Le dirigeant nord-coréen Kim Jong Un a exprimé sa volonté de reprendre les discussions directes avec les États-Unis, à condition que ceux-ci reconnaissent le statut nucléaire de Pyongyang et cessent d’exiger son démantèlement. Cette annonce, relayée lundi par l’agence officielle KCNA, relance le débat sur un possible dialogue, tout en actant l’échec de trois décennies de pressions internationales pour denucléariser la péninsule.
Les pourparlers sont au point mort depuis l’échec du sommet de Hanoï en 2019, où les discussions achoppaient déjà sur la question du désarmement. Pyongyang considère désormais son arsenal atomique comme non-négociable et essentiel à sa survie politique. Kim Jong Un propose ainsi une nouvelle base de discussion : la coexistence pacifique entre deux puissances nucléaires, et non plus une soumission aux exigences américaines.
Cette ouverture conditionnelle survient dans un contexte régional tendu, marqué par des essais balistiques répétés de la Corée du Nord et un renforcement des alliances militaires américaines en Asie du Nord-Est.
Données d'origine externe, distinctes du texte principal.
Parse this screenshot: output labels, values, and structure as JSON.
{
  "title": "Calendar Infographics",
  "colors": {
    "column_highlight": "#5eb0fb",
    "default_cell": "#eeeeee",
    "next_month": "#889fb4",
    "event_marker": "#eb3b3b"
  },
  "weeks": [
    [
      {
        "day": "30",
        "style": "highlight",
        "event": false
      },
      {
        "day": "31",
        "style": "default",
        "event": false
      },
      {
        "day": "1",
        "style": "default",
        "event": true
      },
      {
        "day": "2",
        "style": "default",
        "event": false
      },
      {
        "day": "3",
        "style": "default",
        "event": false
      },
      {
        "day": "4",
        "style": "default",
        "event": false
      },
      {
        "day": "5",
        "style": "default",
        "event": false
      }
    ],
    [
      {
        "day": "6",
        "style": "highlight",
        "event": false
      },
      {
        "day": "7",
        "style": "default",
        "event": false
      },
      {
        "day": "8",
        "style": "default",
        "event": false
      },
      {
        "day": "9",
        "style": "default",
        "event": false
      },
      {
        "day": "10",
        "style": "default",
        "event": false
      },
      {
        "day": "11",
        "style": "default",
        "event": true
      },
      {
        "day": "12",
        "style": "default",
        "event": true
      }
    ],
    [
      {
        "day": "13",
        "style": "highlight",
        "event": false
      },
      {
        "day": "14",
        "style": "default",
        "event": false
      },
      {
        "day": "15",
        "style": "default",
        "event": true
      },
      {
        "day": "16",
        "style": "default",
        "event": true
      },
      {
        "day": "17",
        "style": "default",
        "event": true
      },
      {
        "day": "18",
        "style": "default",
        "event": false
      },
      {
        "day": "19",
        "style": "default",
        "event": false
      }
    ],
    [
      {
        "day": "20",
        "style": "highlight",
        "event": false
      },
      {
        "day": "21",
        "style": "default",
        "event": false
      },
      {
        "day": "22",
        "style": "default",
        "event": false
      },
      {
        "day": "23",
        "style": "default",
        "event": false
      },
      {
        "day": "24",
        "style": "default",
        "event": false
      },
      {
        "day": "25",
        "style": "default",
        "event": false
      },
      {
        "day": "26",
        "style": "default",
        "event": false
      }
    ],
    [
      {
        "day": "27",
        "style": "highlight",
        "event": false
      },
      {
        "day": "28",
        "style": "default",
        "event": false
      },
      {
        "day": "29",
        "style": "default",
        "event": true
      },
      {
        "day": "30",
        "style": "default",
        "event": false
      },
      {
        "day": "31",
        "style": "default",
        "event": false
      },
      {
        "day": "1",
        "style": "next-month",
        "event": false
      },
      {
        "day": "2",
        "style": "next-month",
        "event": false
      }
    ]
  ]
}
Si certains y voient une manœuvre tactique pour alléger les sanctions, d’autres espèrent une reprise même limitée du dialogue.
Les États-Unis n’ont pas encore réagi officiellement. La balle est désormais dans leur camp : accepter un dialogue sans préconditions sur le nucléaire, ou maintenir une ligne dure qui, jusqu’ici, n’a pas donné les résultats escomptés.